Mattholomule: Oh, no, no, no, no! They can't know I lied. Then they'll never make me president. Huh? He then notices and picks up one of Luke's posters that Gus didn't. When he recognises him he evilly laughs. Ooh, Gus, I have you now.
Outside Hexside, Eda is stood staring up at the building in contempt as wind howls.
Eda: Ugh. I had this nightmare before.
She proceeds to walk inside.
In the same hallway Luke and Willow fought the abominations, Gus was bragging.
Gus: As president of the H. A. S., I should feel bad about dunking on one of our own members.
Luke: But you don't do you.
Gus: Not one bit! As a Gus I feel like doing this.
Luke: Gus does a victory dance. That's right, buddy! You've earned this! Gloat! Gloat and brag to your heart's content! Luke notices and walks over to a trophy case. Cool! Who got the trophy for the most bones?
A nearby School Guard sniffs, prompting Gus to run and drag Luke away.
Luke: Whoa!
Gus: We don't have time for this right now. We gotta get to the clubroom.
Luke: Okay. But next time you have to give me a full tour.
Gus: Yeah, next time.
They stop when they see Professore Hermonculus, the abomination professor.
Luke: Hey, it's the abomination professor. I should introduce myself…and apologize for the incident. Gus couldn't stop this. Yo! Abomination Professor dude. The "abominominator." They both turn to him. Remember me?
He did his best impression of an abomination. The professor just raised an eyebrow at him.
Gus: Oh, wouldn't you know? We suddenly have time for a full tour of Hexside.
Gus pushes Luke away, not wanting anyone who saw Luke before have a chance to recognise him and rat him out.
(Timeskip)
Eda and Principal Bump have been speaking about enrolling Luke into Hexside and to the Owl Lady's surprise, Bump believes it to be a good idea…on the condition that Eda fixes up every single prank and trouble she's made during her time as a Hexside students and boy…saying there's a lot is an understatement.
Eda: Huh.

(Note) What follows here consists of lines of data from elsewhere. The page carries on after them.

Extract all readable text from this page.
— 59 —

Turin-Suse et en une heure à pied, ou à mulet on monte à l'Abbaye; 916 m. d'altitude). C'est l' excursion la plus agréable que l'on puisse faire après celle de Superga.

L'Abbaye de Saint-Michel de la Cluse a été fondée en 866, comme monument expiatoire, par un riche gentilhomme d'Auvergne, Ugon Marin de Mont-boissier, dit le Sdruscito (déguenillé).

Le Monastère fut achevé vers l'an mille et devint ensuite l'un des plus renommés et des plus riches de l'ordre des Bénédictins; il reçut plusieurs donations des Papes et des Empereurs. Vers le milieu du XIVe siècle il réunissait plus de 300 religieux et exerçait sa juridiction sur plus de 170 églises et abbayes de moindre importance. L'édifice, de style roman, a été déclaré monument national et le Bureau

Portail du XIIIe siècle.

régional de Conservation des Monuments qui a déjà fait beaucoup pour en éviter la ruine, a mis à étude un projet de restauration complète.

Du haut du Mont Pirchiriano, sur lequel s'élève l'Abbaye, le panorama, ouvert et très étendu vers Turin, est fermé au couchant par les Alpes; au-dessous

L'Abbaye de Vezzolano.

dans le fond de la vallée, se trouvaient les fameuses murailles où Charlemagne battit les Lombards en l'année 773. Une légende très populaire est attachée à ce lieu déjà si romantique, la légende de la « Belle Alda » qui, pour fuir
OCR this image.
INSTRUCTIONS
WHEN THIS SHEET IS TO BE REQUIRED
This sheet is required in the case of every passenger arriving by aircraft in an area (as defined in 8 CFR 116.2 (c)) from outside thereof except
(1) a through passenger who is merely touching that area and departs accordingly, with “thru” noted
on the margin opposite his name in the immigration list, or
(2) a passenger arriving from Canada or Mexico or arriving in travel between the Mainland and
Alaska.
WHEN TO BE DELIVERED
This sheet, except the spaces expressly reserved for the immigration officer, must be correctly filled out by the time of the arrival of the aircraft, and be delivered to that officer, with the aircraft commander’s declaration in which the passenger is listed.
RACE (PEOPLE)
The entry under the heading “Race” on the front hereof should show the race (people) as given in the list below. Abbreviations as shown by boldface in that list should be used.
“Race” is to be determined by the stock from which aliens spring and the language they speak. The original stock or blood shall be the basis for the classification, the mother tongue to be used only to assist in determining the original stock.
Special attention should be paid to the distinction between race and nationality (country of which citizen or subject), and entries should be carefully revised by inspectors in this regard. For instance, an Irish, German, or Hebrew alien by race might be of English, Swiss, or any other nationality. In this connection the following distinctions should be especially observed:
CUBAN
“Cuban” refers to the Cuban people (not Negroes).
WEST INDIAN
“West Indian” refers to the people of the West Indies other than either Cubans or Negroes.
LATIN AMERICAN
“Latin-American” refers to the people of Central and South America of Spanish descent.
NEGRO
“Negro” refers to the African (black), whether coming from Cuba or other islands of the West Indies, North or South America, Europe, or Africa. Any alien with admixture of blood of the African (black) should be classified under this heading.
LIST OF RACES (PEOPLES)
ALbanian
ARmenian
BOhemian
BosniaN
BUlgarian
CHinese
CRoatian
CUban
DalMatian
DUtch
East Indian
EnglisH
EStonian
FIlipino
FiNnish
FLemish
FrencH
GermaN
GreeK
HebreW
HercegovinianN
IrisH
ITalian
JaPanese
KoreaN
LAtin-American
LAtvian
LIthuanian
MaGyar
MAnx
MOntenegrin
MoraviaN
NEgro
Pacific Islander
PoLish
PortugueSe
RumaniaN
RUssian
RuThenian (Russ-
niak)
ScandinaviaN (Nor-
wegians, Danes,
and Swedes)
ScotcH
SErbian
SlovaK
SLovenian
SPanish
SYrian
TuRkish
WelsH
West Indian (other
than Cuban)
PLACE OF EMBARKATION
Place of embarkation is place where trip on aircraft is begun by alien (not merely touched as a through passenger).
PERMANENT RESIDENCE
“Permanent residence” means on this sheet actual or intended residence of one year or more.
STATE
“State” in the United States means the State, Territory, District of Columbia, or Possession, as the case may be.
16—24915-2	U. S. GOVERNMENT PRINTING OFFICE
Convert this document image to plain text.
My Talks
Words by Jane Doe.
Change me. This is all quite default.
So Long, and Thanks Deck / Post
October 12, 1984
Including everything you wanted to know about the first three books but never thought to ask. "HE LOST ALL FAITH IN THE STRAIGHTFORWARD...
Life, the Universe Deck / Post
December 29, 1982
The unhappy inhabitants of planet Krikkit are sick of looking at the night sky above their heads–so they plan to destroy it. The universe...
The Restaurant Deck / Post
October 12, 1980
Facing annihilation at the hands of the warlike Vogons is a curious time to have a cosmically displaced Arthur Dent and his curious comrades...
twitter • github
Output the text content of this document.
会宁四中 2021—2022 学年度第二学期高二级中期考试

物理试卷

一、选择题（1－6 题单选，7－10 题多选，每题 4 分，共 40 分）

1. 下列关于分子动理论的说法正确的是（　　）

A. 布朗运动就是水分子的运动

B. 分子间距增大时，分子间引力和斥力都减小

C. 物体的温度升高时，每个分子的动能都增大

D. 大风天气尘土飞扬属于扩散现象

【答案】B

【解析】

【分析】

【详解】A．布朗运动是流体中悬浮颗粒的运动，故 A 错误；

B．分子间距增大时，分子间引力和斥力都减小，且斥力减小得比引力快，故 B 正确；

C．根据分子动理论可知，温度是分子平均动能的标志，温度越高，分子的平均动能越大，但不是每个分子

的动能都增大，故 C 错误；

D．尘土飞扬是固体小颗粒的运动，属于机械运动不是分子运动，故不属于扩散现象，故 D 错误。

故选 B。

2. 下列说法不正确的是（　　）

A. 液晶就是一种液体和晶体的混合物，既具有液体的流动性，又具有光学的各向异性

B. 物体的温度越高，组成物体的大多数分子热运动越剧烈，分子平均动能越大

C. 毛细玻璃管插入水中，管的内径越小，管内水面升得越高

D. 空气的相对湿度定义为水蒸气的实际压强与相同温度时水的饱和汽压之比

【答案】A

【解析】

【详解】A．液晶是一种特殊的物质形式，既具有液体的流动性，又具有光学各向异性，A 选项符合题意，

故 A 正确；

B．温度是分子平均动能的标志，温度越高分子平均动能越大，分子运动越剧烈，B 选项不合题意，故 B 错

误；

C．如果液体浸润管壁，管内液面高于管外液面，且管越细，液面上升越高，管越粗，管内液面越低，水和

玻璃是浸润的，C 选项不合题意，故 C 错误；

I thought there'd be more.
Bump: Oh, there is more Edalyn. He leans closer. MUCH more.
Eda gulps. This was going to be a long day.
Luke and Gus were at Hexside's Grudgby Pitch. he layout of the pitch was similar to a basketball court, with basketball hoops on either side. The boys were sat in the stand watching Skara practice.
Gus: This is where we play the sport.
Skara runs at the ball in the centre but is picked up by a griffin. She screams in terror and the griffin screeches.
Skara: I hate this game!
She screams more when the griffin drops her into one of the basketball hoops. The boys applauded, though it was only for a short moment as Gus paled when he saw another school guard sniffing around. He quickly drags Luke away.
The boys walk past a door, but Luke doubles back to look through the window.
Luke: Ooh. What's this place?
Gus: The Plant Homeroom.
Inside, there were various students in Plant uniforms tending to the greenery that surrounded the room. The homeroom was filled with trees that stretched as tall as the roof. Plants growing on the Boiling Isles grew fruits that could have only been found in the demon realm.
One of the students of the Plants track was Amelia, who had been standing next to it with a clipboard. Suddenly, a carnivorous plant next to her opened its jaws and ate her. She screamed and struggled to remove herself from its mouth, but luckily there was someone to help her. Willow ran over and tickled the plant's stem. It laughed and spat Amelia back up, covering her in yellow saliva. Traumatized, she gave Willow a shaky thumbs-up.
Luke: Willow, hey!
Willow turns around and waves at Luke. Gus pops up to wave too, albeit nervously.
Gus: Hi.
Willow's face falls. She shakes her head, still disapproving Gus' action
Gus: Bye.
Gus drags Luke away again before he could question the look Willow was giving.
Later on, Gus showed them a room full of mirrors, various cages for birds or other pets, and books about showmanship and illusions.
Gus: And this is where I spend my time. The Illusion Track Homeroom.
The professor evaluates three students' illusions.
Emira doubles the length of her legs.
Edric changes his face, outfit, and hair style.
The shaky third student ended up removing her own face and now she can't breathe. The professor draws a spell circle and her face returns much to her relief.
Luke: Luke gives an impressed whistle. Cool. He waves to the Blight Twins. Hey, Ed. Hey, Em.
Edric and Emira notice Luke and wave to him after reverting to normal.
Edric & Emira: Hey, Luke!
Luke then notices something across the hall that catches him by surprise.
Luke: Wait, if you're here, who is that?
She points across the hall, where another Gus is sitting in a class writing on a piece of paper.
Gus: That's one of my illusions. Takes notes for me when I'm not around.
His illusion holds up a paper reading "I'm not paying attention." He laughs as he points to it much to the real Gus' dismay.
Gus: He doesn't always do what he's told.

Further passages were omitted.